MPLS inserts a 32-bit header between Layer 2 and Layer 3 headers. Because this header is shimmed between the Layer 2 and Layer 3 headers, it is sometimes referred to as a shim header. Also, because the MPLS header resides between the Layer 2 and Layer 3 headers, MPLS is considered to be a Layer 2 1/2 technology.
The 32-bit header contains a 20-bit label. This label is used to make forwarding decisions within an MPLS cloud. Therefore, the process of routing MPLS frames through an MPLS cloud is commonly referred to as label switching.

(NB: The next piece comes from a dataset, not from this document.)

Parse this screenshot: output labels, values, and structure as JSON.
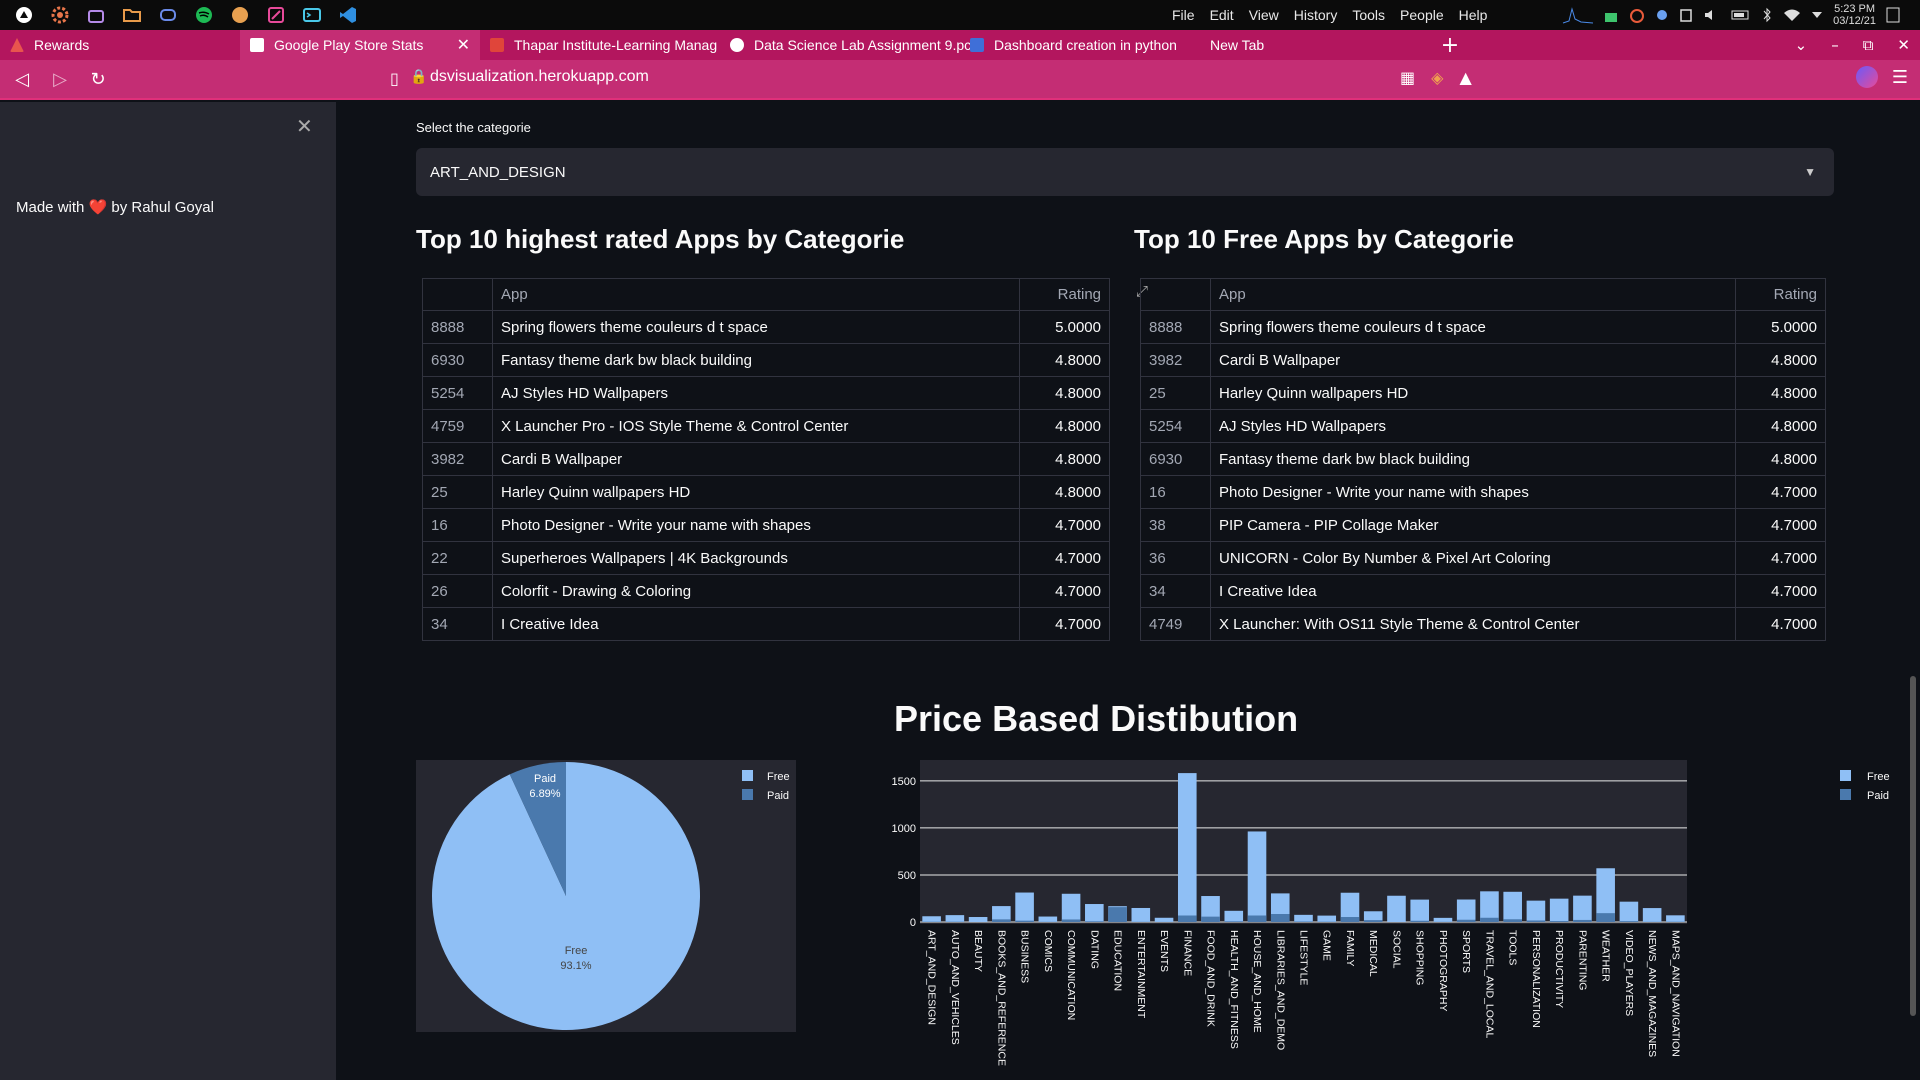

An MPLS frame does not maintain the same label throughout the MPLS cloud. Instead, an LSR receives a frame, examines the label on the frame, makes a forwarding decision based on the label, places a new label on the frame, and forwards the frame to the next LSR. This process of label switching is more efficient than routing based on Layer 3 IP addresses. The customer using a provider’s network and the MPLS transport across that network is not normally aware of the details of the exact MPLS forwarding that is done by the service provider.